Ironically for a festival of all of Wagner’s works, no production in Leipzig featured a Wagner Curtain. Three types of front curtain were used: a traverse curtain (parting in the middle and pulled along a track to the sides of the stage, first revealing the center of the stage set), a drop curtain (pulled upward as a whole and first revealing the bottom of the stage set), and a solid wall that was formed by closing the fire curtain separating the backstage area from the house.
One of the many stagecraft innovations created by Wagner for his theatre in Bayreuth, the Wagner Curtain is an effort to avoid the audience’s seeing only part of the stage picture at first rise – the ankles of the actors in the case of the drop curtain and the center of the set in the case of the traverse curtain. By use of cords sewn into each curtain panel at a slight curve, the lower corner of each panel could be pulled both upward and outward, revealing the stage much as the iris movement of a camera. Many of the world’s leading opera houses use the Wagner Curtain, including Covent Garden and the Met (which we are told is the largest in the world).
My sister loves attending opera and viscerally hates other people who do the same thing. It’s impossible to conduct any conversation with her during intermission, and address any topic other than the people sitting near her. And she is amusingly profane: “The a**hole next to me brought a hoagie and unwrapped it ten minutes after the curtain went up. I mean, who brings a f***ing hoagie to the opera?”
I experienced the same amazement in Leipzig at the end of Tristan. During the Liebestod, a woman sitting in the row in front of me began fiddling with her bag and eventually extracted her cell phone. By the climax of the piece she had powered it on and was fooling around with the apps. When the solo trumpet sounded and the last chord settled in, a very bright light came on as she tested her camera.
Why does someone who paid good money to attend Tristan behave that way? And even if she does, does she think she’s the only person in the theatre?
Among the many “peripheral” events of the festival was a recital of piano music by and about Wagner. In the course of the recital, Moderator Ugo D’Orazio performed three “Improvisations” by Russian-born composer Eduard Schütt (1856-1933): One on “O du mein holder Abendstern” from Tannhäuser; one on the Pilgrim’s Chorus from the same work; and the third on themes from Der fliegende Holländer. These were wonderfully entertaining, much more to my taste than the transcriptions made by Liszt from Wagner themes. I have searched online for recordings of these and other Wagner-inspired works by Schütt and can find nothing. I do wish these pieces were available for repeated listening.
This composer was well known to Cosima, who offered him the musical leadership of Bayreuth in 1887. But he turned it down.
I took part in a backstage tour of the Leipzig opera house, rebuilt by East Germany in 1960 after destruction in the firestorm resulting from the December 3, 1943, Allied bombardment.
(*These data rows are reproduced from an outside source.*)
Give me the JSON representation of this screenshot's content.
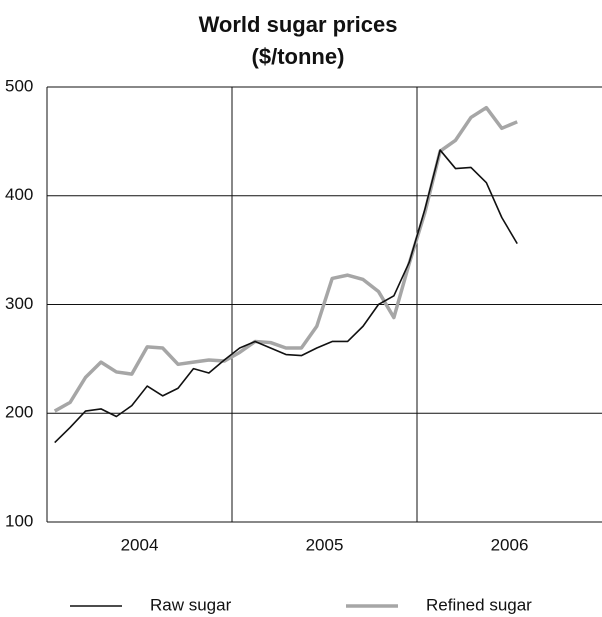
{
  "chart_data": {
    "type": "line",
    "title": "World sugar prices",
    "subtitle": "($/tonne)",
    "categories": [
      null,
      null,
      null,
      null,
      null,
      null,
      "2004",
      null,
      null,
      null,
      null,
      null,
      null,
      null,
      null,
      null,
      null,
      null,
      "2005",
      null,
      null,
      null,
      null,
      null,
      null,
      null,
      null,
      null,
      null,
      null,
      "2006",
      null,
      null,
      null,
      null,
      null
    ],
    "series": [
      {
        "name": "Raw sugar",
        "color": "#111111",
        "values": [
          173,
          187,
          202,
          204,
          197,
          207,
          225,
          216,
          223,
          241,
          237,
          249,
          260,
          266,
          260,
          254,
          253,
          260,
          266,
          266,
          280,
          300,
          308,
          339,
          387,
          442,
          425,
          426,
          412,
          380,
          356,
          null,
          null,
          null,
          null,
          null
        ]
      },
      {
        "name": "Refined sugar",
        "color": "#a6a6a6",
        "values": [
          202,
          210,
          233,
          247,
          238,
          236,
          261,
          260,
          245,
          247,
          249,
          248,
          256,
          266,
          265,
          260,
          260,
          280,
          324,
          327,
          323,
          312,
          288,
          338,
          384,
          441,
          451,
          472,
          481,
          462,
          468,
          null,
          null,
          null,
          null,
          null
        ]
      }
    ],
    "ylim": [
      100,
      500
    ],
    "yticks": [
      100,
      200,
      300,
      400,
      500
    ],
    "grid": true
  }
}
It is a massive operation and the tour guide took us to lighting storage spaces, costume storage, backstage itself (where the set for Rheingold was assembled), rehearsal rooms, and elsewhere. It provided yet another source of admiration for this organization and its ambition. In an orderly chaos, one could see what it takes to present 13 productions in the course of 22 days. Who decides what scenery wagons should be stored stage left, stage right, backstage, in the alleyway behind the stage, in the scenery dock, or off site? And the fly space – what is hung and what is taken down? The wagons of props, the lines and lines of chorus costumes, the dressing rooms occupied for 24 hours or even less by internationally renowned stars. When will the stage itself be used for lighting rehearsals? For dress rehearsals? For set take-down and build-up? What we are watching from the front is a mere shadow of the labor that is going on.
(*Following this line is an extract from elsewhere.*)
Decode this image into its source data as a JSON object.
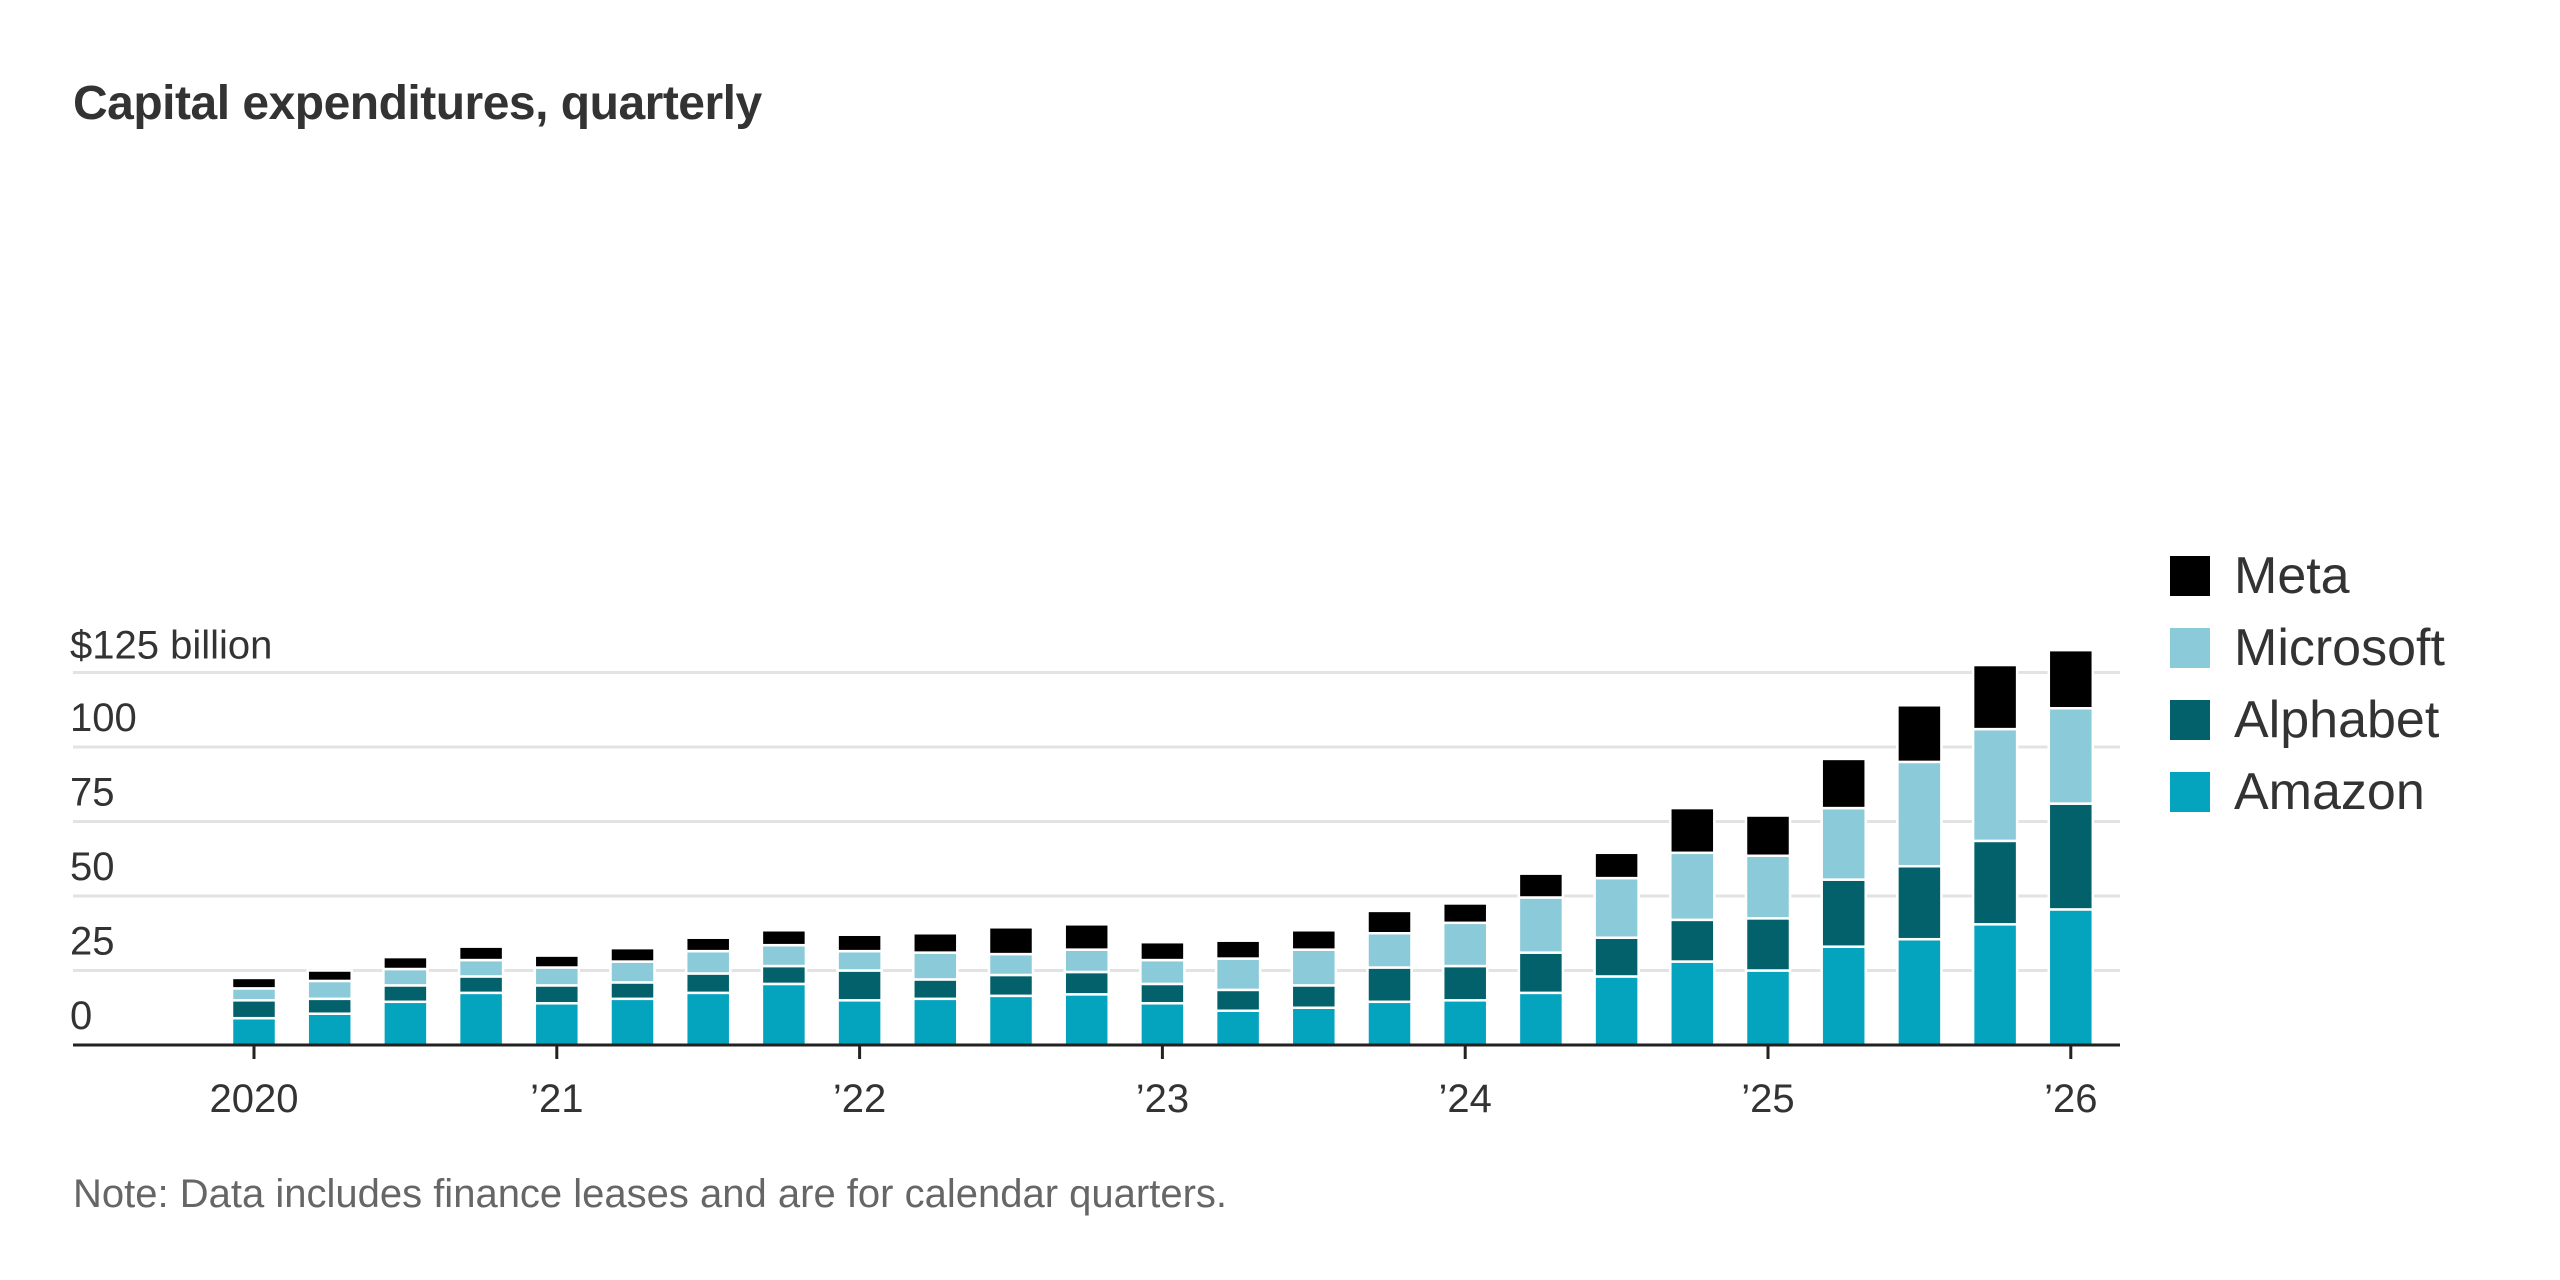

Napoleon conquered most of Europe by force. Stalin conquered a good piece of it by coercion. America has conquered it by Mickey Mouse and Burger King.
The prevalence of American culture in German cities is arresting. T-shirts naming cities don’t announce Paris or Beijing or Rome; they say New York or Los Angeles or Chicago. Most pervasive are the caps. It may be that one out of seven males, aged between 12 and 20, walking through Leipzig or Berlin or Dresden, wore baseball caps. And a good quarter of those caps had the emblem of the New York Yankees. I can’t conceive that these folks were baseball enthusiasts. Rather, they wanted to sport the letters “NY.”
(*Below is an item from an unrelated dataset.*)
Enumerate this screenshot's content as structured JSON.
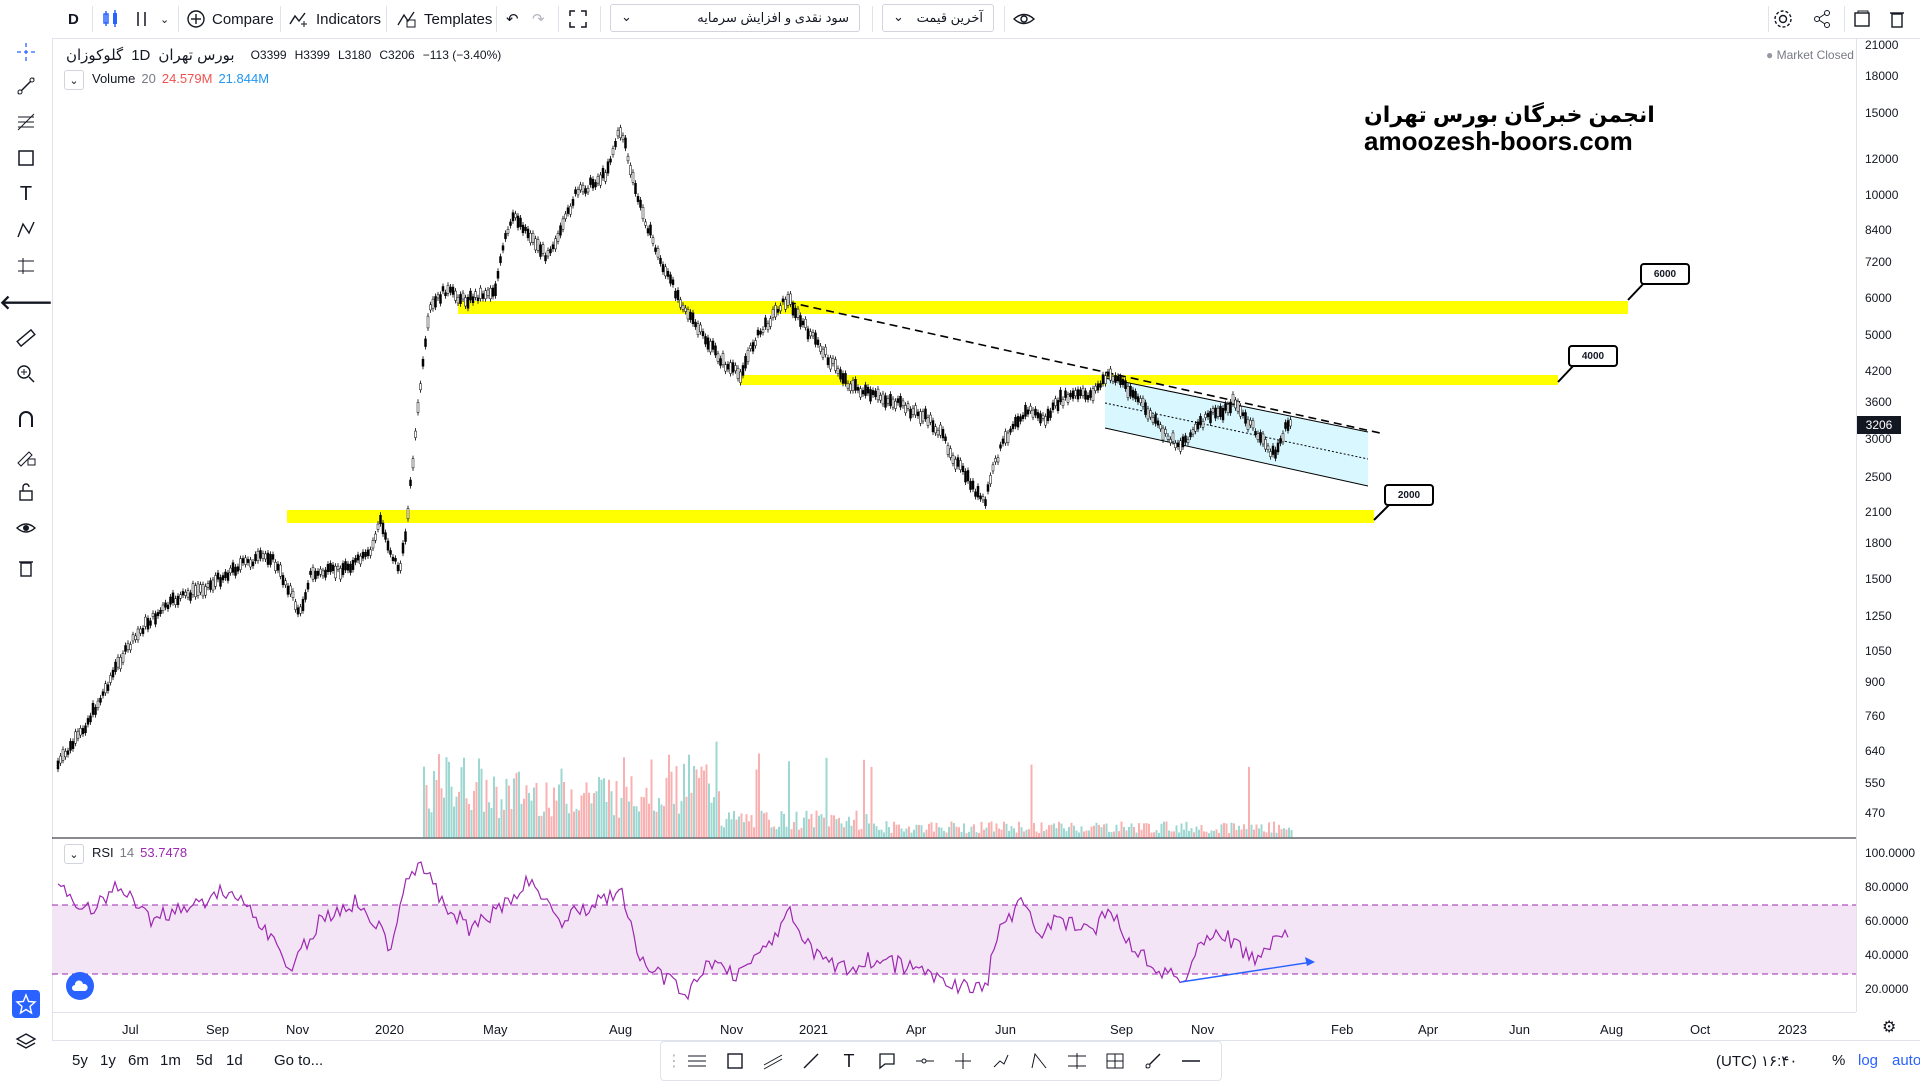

I had a serious chat with a young lawyer friend in Helsinki just before the Leipzig Festival, and we discussed reputational uncertainties among America’s international allies. I kept fishing for more concern on his part but it just didn’t come. “When you think about it as a Finnish person,” he said, “if I did not live in my own home, of all the places in the world I would like to live, it is of course New York. And so many of us feel that way.”